- Directed by: Shahab Fotouhi
- Written by: Shahab Fotouhi
- Produced by: Luise Hauschild; Mariam Shatberashvili;
- Starring: Arash Naimian; Leili Rashidi;
- Cinematography: Faraz Fesharaki
- Edited by: Alexandre Koberidze Pouya Parsamagham
- Music by: Panagiotis Mina
- Production company: New Matter Films
- Release date: 28 August 2024 (Venice);
- Running time: 83 minutes
- Countries: Germany Iran
- Language: Persian

= Boomerang (2024 German-Iranian film) =

2024 drama film

Boomerang is a 2024 drama film written and directed by Shahab Fotouhi, in his directorial debut.

A co-production between Germany and Iran, the film had its world premiere in the Giornate degli Autori section of the 81st Venice International Film Festival.

== Cast ==
- Arash Naimian as Behzad
- Leili Rashidi as Sima
- Yas Farkhondeh as Minoo
- Ali Hanafian as Keyvan
- Shaghayeh Djodat as Sadaf

== Production ==
The film was produced by New Matter Films, with Rainy Pictures and Zohal Films serving as co-producers.
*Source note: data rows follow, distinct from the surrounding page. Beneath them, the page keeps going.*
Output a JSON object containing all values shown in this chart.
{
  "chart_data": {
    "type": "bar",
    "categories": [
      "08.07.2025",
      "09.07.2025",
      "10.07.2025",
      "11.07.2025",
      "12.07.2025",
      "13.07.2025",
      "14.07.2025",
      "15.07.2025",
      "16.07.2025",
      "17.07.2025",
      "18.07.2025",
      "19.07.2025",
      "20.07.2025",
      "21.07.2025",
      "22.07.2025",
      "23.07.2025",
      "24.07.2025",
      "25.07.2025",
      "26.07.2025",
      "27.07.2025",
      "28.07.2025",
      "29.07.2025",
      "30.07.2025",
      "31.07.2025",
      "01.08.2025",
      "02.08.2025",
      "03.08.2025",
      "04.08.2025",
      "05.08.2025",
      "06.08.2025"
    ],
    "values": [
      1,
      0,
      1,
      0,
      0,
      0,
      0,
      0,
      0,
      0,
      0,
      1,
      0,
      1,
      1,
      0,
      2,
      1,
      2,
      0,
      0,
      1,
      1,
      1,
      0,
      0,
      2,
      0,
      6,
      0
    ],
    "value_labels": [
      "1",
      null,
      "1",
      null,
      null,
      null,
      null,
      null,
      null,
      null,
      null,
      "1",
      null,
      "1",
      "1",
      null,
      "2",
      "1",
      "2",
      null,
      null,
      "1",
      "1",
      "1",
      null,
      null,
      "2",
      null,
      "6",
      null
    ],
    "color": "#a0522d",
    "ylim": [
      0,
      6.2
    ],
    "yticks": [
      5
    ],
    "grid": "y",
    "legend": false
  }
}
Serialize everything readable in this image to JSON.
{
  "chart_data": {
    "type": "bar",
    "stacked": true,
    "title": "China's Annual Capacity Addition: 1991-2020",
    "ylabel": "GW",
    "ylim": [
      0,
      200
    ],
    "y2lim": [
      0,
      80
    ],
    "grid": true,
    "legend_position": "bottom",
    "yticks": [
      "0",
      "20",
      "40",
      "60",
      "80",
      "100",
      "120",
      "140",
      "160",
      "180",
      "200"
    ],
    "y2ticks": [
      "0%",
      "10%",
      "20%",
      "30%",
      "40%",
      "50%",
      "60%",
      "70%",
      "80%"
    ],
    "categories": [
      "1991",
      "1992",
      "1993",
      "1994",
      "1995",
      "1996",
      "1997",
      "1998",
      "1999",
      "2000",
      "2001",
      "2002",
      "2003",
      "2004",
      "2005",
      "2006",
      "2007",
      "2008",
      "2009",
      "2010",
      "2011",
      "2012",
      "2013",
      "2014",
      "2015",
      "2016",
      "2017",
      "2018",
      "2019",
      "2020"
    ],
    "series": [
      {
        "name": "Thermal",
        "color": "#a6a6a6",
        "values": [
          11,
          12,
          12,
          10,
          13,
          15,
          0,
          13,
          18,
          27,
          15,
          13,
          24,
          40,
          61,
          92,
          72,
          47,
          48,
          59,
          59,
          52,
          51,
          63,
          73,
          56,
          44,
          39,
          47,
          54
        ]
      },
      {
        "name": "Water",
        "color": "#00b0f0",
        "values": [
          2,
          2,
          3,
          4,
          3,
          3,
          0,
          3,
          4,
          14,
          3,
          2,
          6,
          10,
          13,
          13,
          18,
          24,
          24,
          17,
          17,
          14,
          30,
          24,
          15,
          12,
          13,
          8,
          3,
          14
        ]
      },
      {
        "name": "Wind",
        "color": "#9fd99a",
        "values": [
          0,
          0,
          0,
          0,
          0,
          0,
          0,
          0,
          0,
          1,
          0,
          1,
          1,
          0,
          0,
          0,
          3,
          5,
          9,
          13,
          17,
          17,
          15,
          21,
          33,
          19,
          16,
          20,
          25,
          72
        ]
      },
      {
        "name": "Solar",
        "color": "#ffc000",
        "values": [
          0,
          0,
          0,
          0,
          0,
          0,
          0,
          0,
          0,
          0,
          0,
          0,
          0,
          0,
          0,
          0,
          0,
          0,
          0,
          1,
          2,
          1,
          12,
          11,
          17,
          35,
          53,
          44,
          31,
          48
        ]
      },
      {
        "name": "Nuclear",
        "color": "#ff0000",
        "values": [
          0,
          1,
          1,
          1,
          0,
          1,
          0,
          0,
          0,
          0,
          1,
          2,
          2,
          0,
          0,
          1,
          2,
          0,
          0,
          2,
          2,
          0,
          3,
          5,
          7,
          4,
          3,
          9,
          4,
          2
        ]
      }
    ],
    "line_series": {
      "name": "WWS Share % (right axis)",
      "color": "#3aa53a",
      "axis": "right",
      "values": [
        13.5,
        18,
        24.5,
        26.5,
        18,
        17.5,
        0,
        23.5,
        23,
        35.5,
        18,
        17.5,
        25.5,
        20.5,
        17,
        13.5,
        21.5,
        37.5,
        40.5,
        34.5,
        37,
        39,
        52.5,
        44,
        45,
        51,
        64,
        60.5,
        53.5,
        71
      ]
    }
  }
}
The director cited Abbas Kiarostami's The Report among his sources of inspiration.

== Release ==
The film premiered at the 81st edition of the Venice Film Festival, in the Giornate degli Autori sidebar.

== Reception ==
Varietys critic Siddhant Adlakha praised the film, describing it as "a delightful, surprising portrait of modern Iran" that "paints metropolitan Tehran with youthful verve, capturing [...] the city's vibes during a moment of generational transition".
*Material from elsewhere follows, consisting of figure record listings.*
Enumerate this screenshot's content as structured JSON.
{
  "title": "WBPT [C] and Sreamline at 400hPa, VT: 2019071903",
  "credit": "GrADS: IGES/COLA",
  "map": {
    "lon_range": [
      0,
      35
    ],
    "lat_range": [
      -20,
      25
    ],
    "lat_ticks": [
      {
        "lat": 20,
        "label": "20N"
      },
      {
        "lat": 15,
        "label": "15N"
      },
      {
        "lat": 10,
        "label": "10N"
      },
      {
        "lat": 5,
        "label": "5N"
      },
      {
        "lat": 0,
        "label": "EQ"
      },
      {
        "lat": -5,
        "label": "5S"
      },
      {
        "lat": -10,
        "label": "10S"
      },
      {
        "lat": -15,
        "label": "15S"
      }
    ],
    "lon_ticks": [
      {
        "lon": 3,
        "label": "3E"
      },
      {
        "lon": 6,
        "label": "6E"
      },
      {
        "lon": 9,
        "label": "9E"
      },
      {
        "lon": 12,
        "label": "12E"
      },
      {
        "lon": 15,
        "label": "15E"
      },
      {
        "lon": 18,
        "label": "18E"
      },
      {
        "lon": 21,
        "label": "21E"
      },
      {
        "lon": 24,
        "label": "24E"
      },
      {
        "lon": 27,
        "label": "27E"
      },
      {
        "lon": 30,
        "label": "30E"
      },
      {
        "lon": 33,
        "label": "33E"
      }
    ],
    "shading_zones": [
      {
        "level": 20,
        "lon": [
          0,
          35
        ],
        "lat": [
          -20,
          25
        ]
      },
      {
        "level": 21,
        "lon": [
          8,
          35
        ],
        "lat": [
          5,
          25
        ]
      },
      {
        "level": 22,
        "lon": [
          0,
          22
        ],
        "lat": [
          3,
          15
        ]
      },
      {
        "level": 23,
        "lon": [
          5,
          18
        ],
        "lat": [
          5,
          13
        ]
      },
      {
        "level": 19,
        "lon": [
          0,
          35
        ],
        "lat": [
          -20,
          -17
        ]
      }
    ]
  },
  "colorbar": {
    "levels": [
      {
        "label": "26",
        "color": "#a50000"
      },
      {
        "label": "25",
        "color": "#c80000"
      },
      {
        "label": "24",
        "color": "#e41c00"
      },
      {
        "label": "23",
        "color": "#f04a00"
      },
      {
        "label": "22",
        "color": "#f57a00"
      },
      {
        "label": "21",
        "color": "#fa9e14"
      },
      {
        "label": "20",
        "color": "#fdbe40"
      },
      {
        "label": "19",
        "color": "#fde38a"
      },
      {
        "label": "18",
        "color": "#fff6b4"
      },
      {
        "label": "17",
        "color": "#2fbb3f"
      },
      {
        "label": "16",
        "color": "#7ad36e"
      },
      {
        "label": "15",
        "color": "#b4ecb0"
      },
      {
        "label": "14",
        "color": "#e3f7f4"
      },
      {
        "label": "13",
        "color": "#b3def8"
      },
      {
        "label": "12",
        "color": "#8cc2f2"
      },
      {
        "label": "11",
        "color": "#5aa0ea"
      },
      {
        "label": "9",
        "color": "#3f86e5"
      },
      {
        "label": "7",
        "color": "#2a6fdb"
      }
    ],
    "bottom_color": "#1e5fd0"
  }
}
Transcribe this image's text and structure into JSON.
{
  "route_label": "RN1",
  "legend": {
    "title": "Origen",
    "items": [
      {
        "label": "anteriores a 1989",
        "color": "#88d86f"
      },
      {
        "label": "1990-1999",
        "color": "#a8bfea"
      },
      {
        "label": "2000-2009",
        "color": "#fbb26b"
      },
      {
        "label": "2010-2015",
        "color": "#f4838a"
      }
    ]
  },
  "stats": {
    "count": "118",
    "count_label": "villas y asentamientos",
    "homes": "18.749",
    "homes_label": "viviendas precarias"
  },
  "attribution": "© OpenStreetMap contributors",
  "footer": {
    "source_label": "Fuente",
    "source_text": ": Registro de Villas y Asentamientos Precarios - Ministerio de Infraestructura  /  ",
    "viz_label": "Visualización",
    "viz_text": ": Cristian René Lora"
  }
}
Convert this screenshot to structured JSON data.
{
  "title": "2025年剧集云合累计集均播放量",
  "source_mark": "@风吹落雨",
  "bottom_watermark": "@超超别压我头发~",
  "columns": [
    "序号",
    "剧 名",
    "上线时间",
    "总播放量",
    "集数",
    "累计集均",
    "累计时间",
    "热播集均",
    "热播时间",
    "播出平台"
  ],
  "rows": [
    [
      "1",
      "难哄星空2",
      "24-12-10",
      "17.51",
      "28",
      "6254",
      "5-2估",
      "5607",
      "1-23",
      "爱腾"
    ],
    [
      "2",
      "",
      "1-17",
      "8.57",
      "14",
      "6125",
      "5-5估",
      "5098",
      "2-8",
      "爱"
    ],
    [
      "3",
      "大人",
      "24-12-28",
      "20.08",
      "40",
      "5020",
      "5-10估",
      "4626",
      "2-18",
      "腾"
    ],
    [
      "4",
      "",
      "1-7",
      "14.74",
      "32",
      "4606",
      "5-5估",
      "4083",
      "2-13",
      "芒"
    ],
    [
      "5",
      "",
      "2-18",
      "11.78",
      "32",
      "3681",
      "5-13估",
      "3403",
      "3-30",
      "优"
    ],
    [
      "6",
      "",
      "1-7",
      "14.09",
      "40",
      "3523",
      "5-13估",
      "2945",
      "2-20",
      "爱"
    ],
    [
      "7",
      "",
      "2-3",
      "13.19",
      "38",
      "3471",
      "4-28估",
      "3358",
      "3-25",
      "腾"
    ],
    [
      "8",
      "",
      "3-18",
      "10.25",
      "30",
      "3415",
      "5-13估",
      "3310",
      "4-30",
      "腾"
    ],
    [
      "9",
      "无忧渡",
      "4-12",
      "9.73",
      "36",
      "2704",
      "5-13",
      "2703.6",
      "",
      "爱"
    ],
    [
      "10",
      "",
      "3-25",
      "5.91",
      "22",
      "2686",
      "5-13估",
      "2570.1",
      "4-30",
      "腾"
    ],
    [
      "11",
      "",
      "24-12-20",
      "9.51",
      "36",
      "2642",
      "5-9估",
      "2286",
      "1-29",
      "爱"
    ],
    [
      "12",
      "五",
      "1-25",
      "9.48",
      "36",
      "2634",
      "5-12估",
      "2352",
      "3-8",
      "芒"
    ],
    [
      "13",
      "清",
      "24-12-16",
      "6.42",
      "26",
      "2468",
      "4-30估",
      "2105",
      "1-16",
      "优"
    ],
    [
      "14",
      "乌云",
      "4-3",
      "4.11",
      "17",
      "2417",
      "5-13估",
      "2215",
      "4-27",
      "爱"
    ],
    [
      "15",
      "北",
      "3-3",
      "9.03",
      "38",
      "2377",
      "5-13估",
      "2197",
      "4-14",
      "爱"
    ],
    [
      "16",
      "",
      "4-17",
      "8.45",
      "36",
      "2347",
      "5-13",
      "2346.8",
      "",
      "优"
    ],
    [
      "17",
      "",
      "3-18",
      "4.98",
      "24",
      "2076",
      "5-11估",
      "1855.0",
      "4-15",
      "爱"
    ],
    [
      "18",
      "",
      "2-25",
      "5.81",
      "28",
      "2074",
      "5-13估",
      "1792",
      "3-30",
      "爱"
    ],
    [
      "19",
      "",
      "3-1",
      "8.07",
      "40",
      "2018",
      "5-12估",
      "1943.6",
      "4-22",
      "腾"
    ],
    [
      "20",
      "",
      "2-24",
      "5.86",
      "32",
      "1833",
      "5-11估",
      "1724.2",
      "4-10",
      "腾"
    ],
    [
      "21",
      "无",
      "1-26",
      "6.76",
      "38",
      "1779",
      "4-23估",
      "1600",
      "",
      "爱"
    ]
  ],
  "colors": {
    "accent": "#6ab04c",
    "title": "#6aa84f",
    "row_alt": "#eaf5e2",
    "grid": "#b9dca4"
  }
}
Marc van de Klashorst from International Cinephile Society referred to the film as "an insightful and sharply observed film about relationships and the erosion of manhood with a unique artistic approach that harkens back to one of the most lauded and remarkable films of recent years.".

Vittoria Scarpa from Cineuropa described the film as "outside the canons", and wrote: "Boomerang is one of those films that requires an active viewer to put the pieces of the puzzle together [...], but it becomes captivating if you let yourself be carried away by the flow of the narrative without asking too many questions".